Il gioco quindi si dipana in quattro varianti in single player e potremo usare indifferentemente Leon o Claire con la storia raccontata quindi secondo il loro punto di vista. Le differenze sono molteplici e quindi sarete parecchio invogliati a provare la storia con entrambi i punti di vista.
Terminando con un personaggio potremo sbloccare l’altro playthrough e quindi avremo modo di assistere al vero finale della storia, per una ventina di ore circa di longevità.

Un gioco più difficile rispetto alle produzioni più recenti, proprio perché trattasi di un gioco di almeno 20 anni fa. Dovremo sempre tenere sott’occhio l’equipaggiamento altrimenti sarete costretti più volte a tornare indietro per recuperare qualcosa.
Dovremo anche avere un’ottima mira dato che gli zombie non muoiono facilmente e per giunta il coltello degli scontri corpo a corpo è ora soggetto a deterioramento progressivo della lama. L’arma deve essere sempre ferma e nel corpo a corpo questo non sarà quasi mai possibile.

L’inventario è come sempre limitato anche se ora gli oggetti non più utilizzabili verranno evidenziati e quindi sarà molto più facile scartarli che in passato.
Le location sono quelle terrificanti di sempre, soprattutto la stazione di polizia di Racoon, anche se ne sono state introdotte alcune inedite.

Rivoluzione per quanto concerne la visuale in game che muta il sistema di Resident Evil 4 e quindi con la possibilità di gestire la visuale liberamente e la telecamera dietro le spalle che genera molta tensione per ciò che si può nascondere dietro  l’angolo.
Quando verremo catturati ci saranno dei quick time event per divincolarci o eliminare lo zombie di turno.

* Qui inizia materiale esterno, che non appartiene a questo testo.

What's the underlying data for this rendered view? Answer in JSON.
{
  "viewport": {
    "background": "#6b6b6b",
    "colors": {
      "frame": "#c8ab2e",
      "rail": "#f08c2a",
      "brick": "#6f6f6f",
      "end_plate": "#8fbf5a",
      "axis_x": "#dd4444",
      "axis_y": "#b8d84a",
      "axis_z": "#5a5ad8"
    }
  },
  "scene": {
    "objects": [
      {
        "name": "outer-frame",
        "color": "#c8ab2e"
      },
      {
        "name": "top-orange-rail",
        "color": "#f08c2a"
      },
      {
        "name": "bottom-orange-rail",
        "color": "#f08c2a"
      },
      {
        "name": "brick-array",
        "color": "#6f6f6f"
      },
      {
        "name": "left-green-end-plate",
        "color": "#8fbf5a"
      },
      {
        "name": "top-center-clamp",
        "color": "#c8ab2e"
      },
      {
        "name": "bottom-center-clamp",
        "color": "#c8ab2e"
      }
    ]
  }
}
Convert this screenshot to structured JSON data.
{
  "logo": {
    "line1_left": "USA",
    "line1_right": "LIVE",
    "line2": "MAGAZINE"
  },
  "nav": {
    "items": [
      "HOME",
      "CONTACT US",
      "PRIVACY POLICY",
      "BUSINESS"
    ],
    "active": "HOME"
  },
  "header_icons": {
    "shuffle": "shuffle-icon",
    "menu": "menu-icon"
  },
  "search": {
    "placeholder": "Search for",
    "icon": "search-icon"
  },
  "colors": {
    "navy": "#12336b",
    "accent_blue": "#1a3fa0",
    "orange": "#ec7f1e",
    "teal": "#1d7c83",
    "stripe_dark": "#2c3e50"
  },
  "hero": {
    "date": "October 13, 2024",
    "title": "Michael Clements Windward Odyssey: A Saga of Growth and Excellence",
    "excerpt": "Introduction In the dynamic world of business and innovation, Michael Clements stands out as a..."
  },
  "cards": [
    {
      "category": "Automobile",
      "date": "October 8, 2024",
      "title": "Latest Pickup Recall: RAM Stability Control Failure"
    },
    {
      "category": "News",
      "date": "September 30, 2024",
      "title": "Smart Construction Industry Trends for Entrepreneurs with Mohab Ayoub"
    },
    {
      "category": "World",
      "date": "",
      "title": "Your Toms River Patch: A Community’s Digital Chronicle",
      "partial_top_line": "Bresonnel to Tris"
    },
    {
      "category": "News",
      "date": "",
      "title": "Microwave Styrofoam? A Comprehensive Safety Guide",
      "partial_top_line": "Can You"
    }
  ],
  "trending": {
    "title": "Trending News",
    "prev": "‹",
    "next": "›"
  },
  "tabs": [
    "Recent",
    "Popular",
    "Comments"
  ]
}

Ritorna tutto il terribile bestiario che ci siamo sognati anche di notte, soprattutto i licker. Uccelli e ragni giganti sono stati eliminati ma i cani ci sono sempre. Ottime anche le boss fight.
Presenti anche molti contenuti extra dai costumi alle modalità aggiuntive come the 4th survivor in cui nei panni di Hunk della Umbrella dovremo percorrere i vari livelli a ritroso, eliminando chiunque sul nostro cammino. Molto altro comunque è già stato annunciato ed è in arrivo anche gratuitamente come nel caso di The Ghost Survivors.

Il comparto grafico ha fatto balzi da gigante soprattutto per quanto concerne la gestione dell’illuminazione e la resa del gore. Bella anche la nuova resa degli ambienti. Per il sonoro grandioso l’audio binaurale per capire sempre da che parte sta giungendo il pericolo e il doppiaggio in italiano.

Un grandioso remake che rispetta il passato ma mette ancora tanta carne al fuoco.